Shell had little comment about the deal when it was first announced and has been quiet about production plans.
The company was attracted to the land because it already is producing, meaning production has been proved viable, Odum said. At the same time, Shell was intrigued about exploration possibilities elsewhere on the acreage, he said.
Odum said Shell, which is counting on cheap U.S. natural gas feedstock for a chemical plant it plans to build in Pennsylvania, also would be interested in participating in LNG export projects from the United States.
Companies have been lining up to export the surplus gas that has flooded the U.S. market because of the shale drilling boom.
U.S. natural gas futures have been trading in a range between $2 to $4 per million British thermal units (mmBtu) this year, while natural gas imports in Asia cost as much as $15 per mmBtu, a strong incentive for building U.S. export terminals.

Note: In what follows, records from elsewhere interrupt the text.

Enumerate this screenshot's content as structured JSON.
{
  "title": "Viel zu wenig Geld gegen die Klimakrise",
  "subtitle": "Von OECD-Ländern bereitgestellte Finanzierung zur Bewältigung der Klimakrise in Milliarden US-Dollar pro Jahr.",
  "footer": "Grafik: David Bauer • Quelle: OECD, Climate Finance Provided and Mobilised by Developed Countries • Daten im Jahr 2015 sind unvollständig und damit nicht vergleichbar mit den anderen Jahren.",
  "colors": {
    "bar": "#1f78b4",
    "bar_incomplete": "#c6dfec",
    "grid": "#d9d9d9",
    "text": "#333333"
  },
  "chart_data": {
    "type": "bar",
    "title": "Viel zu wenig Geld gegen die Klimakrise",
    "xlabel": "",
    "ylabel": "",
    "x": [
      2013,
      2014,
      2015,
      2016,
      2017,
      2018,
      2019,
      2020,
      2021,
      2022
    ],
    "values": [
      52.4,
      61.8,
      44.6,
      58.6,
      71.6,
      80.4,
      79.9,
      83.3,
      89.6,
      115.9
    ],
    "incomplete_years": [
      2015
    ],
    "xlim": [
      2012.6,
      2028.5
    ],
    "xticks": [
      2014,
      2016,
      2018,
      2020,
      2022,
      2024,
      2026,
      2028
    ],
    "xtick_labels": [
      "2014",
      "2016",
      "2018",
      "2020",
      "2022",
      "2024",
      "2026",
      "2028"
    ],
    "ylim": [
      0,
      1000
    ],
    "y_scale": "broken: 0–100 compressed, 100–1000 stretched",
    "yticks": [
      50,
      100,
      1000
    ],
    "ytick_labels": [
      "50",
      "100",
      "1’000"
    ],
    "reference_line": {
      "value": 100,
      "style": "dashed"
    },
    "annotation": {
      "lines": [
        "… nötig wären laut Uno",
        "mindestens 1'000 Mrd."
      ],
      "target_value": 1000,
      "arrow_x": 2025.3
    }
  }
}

It is more than a year since the U.S. Energy Department issued its first and so far only approval for gas exports to Cheniere's Sabine Pass terminal, which is not expected to be online until 2014 or 2015.
The DOE has said it will not make any decisions on allowing more exports until a comprehensive macroeconomic study is completed by the end of the year.

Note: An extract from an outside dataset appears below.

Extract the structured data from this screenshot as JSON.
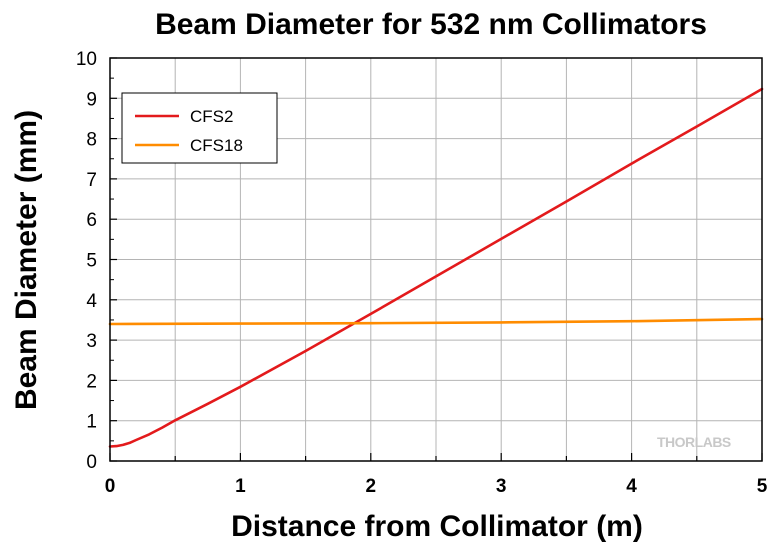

Natural gas exports to all but a handful of countries with free trade agreements require approval from the Energy Department.
"We think it would make sense to look into export projects at some point," Odum said, without addressing specific plans. "Everything from a producer's side says there is enough gas for exports."
Odum said existing U.S. LNG export projects by other companies, in planning or permitting stage, are "probably pretty viable prospects."
The Obama administration is likely to take a "stepwise approach" to allowing new LNG export projects, Odum said, noting that U.S. manufacturers have been pushing for access to cheap and abundant gas feedstocks.
Odum declined to forecast oil prices.
London-traded Brent crude, trading above $110 a barrel, is on track for an annual record price this year, but U.S. crude futures have been trading at a discount of around $22.50 a barrel to Brent, in part due to a glut of crude in their Midwestern delivery hub at Cushing, Oklahoma.
That transatlantic price spread could be eliminated over the next two to three years, Odum predicted, as firms race to build new pipelines and other infrastructure to ship crude out of Canada and the U.S. Midwest down to the Gulf Coast, where crude can fetch premium prices closer to Brent.
"It's simply a matter of math and infrastructure," Odum said. "The arbitrage will be solved."